UK Government Building Second Contact-Tracing App to Work with Apple and Google’s Framework
The NHS has already begun building a second smartphone app to trace the spread of the coronavirus, after criticism of the first app it launched this week on the Isle of Wight.
The UK said in late April it would be rejecting Apple and Google’s new API because the tech companies stipulate that all apps built using their framework must be “decentralized.” This means all the data processing takes place on a user’s handset, and can’t be stored externally on a database.
Google and Apple say this is because decentralized apps are more private and a central database is more vulnerable to large-scale hacking. Cybersecurity experts also believe decentralized apps mitigate the possibility of that data later being used for government surveillance.
Until now, the UK has been firm in its commitment to develop its own contact tracing app away from Apple and Google’s efforts, despite the fact that it will have limited access to the Bluetooth notifications necessary for it to work properly. James Vincent breaks it down for The Verge:
Both Google and Apple restrict how apps can use Bluetooth in iOS and Android. They don’t allow developers to constantly broadcast Bluetooth signals, as that sort of background broadcast has been exploited in the past for targeted advertising. As The Register reports, iOS apps can only send Bluetooth signals when the app is running in the foreground. If your iPhone is locked or you’re not looking at the app, then there’s no signal. The latest versions of Android have similar restrictions, only allowing Bluetooth signals to be sent out for a few minutes after an app has closed. Such restrictions will block devices from pinging one another in close quarters, drastically reducing the effectiveness of any contact-tracing app.
Google and Apple can rewrite these rules for their own contact-tracing API because they control the operating systems. But for countries trying to go it alone, like the UK, the restrictions could literally be fatal. iPhone users with the app installed could interact with someone who is later diagnosed with COVID-19 and never know it, if their phone doesn’t keep a log of their interaction.
Now, however, the UK the government has left open the prospect of ditching its own contact-tracing app in favour of the “decentralised” model favoured by Apple and Google after it was revealed that a feasibility study into such a change is under way. A new report in The Guardian explains:
With growing questions over that approach, it emerged that the Swiss-based consultancy Zühlke Engineering has been hired to undertake a two-week “technical spike” to investigate implementing Apple and Google’s system “within the existing proximity mobile application and platform”. […]

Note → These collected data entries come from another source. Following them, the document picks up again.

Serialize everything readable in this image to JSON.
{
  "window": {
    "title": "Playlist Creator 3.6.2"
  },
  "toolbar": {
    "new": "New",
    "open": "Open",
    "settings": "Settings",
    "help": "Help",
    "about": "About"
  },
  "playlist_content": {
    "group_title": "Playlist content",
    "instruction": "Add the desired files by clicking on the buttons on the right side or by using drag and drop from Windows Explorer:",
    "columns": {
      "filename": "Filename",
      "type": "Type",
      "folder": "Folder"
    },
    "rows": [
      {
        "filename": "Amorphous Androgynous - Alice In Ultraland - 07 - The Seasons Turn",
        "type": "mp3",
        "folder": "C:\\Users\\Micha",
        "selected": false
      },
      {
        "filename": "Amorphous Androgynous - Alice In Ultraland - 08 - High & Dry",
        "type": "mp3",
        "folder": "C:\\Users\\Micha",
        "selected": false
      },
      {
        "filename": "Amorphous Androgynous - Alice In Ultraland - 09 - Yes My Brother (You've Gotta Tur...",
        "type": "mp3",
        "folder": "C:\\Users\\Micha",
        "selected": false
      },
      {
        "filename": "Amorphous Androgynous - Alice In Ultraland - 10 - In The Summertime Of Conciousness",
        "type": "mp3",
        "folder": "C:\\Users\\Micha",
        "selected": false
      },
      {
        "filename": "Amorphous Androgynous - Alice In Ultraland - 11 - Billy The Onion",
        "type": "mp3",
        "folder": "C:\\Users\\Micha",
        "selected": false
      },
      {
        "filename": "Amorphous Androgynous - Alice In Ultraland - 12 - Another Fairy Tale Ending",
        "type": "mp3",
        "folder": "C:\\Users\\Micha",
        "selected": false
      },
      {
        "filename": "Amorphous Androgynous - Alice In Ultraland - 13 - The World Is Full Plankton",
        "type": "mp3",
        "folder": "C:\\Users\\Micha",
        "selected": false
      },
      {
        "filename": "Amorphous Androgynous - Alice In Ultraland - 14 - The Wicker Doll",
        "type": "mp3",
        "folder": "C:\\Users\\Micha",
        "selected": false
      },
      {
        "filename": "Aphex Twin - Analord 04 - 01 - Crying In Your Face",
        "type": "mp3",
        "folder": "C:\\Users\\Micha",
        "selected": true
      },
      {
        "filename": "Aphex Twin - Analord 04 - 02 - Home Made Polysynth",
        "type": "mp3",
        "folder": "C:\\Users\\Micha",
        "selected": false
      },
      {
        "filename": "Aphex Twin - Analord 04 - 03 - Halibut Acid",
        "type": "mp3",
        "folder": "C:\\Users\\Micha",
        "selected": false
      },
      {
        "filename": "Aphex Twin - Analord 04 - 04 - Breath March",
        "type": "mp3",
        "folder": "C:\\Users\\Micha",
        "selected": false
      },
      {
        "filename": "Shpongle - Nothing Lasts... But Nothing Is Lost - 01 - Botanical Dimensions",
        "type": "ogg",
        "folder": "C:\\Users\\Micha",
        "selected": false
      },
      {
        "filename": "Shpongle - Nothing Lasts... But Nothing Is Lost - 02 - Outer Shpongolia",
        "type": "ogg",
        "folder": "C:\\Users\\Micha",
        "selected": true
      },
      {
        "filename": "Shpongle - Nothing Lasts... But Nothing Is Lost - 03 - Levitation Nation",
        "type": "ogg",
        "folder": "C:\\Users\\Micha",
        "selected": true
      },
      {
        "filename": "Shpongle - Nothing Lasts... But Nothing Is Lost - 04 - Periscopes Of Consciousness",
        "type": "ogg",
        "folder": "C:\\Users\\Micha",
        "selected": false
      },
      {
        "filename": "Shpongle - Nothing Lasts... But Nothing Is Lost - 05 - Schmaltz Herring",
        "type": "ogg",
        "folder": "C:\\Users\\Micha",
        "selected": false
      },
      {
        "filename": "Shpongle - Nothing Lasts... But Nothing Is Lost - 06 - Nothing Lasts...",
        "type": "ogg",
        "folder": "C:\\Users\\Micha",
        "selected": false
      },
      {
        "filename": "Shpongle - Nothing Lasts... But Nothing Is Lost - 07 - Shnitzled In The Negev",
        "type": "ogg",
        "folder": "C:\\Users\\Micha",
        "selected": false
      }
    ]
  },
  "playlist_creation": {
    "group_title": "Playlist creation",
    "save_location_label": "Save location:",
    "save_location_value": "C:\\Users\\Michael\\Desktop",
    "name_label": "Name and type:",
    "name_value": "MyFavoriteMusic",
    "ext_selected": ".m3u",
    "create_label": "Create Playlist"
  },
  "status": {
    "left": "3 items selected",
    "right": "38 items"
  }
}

The prime minister’s official spokesman left open the possibility that a change could be made, telling reporters: “We’ve set out our plans for a centralised model and that’s what we are taking forwards but we will keep all options under review to make sure the app is as effective as possible.”
Documents spotted this week showed the government recently employed an IT firm to investigate the possibility of integrating with the Apple-Google API, after having initially said it would do without it.
It’s not clear at this stage which of the two apps the NHS will select, or whether it could end up launching both. France also appears to have run into technical difficulties developing its app without the API, as its digital minister attacked Apple saying the company could have helped France’s app run more smoothly on iPhones.
“Right now, it’s unclear how an app that only works when every citizen in England has the app downloaded, open, and running in the foreground at all times is going to be ‘as effective as possible,'” writes Casey Newton for The Verge. “As of today, I’d be surprised if England hadn’t adopted the Apple-Google approach by the end of this month.”
Apple and Google have said that they expect to release the first version of their contact tracing system for public use, via a software update to the iOS and Android operating systems, in mid-May.